Groundhog Day Lets Students 'Shadow' Professionals

Since the groundhog is seeing its shadow today, this is SA Works' 'Shadow Day,' where students get an opportunity to meet with leaders and employees of various companies to get a feel for life in the workforce, News Radio 1200 WOAI reports.

A big participant in Shadow Day is the local start-up computer security firm Jungle Disk.  CEO Brett Piatt says it is critical for the growing tech sector to be in touch with middle and high school students.

"If we're just worried about hiring the person with the right skills today and you are not doing pro actively yourself as a business owner and a CEO to fix it, you are not actively working on the solution, and we are working on the solution."

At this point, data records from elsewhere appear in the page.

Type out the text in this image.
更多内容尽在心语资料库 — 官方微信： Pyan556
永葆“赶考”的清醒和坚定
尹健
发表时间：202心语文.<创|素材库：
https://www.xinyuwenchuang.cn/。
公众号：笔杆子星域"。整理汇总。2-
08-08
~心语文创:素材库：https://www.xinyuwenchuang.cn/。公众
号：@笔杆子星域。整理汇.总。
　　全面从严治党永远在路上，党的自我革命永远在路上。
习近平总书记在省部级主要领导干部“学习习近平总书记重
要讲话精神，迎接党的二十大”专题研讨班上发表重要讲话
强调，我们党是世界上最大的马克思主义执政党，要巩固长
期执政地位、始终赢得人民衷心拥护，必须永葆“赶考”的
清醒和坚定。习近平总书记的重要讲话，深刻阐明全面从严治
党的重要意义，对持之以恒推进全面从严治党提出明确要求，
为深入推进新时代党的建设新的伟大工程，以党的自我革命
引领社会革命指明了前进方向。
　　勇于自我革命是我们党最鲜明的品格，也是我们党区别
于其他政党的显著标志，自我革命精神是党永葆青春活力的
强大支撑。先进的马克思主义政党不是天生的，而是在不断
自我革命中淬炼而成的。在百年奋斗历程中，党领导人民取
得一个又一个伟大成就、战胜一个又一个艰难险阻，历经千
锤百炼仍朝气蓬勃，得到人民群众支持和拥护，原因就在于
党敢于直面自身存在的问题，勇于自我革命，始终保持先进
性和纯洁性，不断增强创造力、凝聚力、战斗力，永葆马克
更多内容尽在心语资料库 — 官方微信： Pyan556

He praised SA Works and the local school districts for establishing programs like Cyber Patriot, to start young people on the path to tech jobs.

"We are graduating 20,000 kids out of high schools every years," he said.  "That means there are plenty of people graduating from high school who want to work.  We need to set them up for success."

Students met with company executives, young employees, and people like U.S. Rep Will Hurd (R-San Antonio) during Jungle Disk's Shadow Day event.

Piatt said it is also important for the City of San Antonio to take steps, which it is doing, to become an attractive destination for young college graduates.  He cited the Pearl area, as well as new restaurants, bars, and other attractions which have moved San Antonio from among the worst cities for retaining and attracting new graduates ten years ago to one of the best today.

He says unlike graduates in the seventies and eighties, who found a job and then went to where the job was, today's graduates find a place they want to live, and then find a job there, putting live before work.

"San Antonio overall is a city that has been making a big investment in doing the types of things that attract people who want to work for tech companies to the city," he said.

Piatt said college graduates are moving to San Antonio in greater numbers than at any time in the 14 years he has lived in the city.

He did say he would like to see the City and other officials move more quickly to create the attractive spaces for incoming tech workers.

But he says San Antonio is open for tech business.

"We're not attracting them fast enough yet, so come on in, we're still attracting them to San Antonio."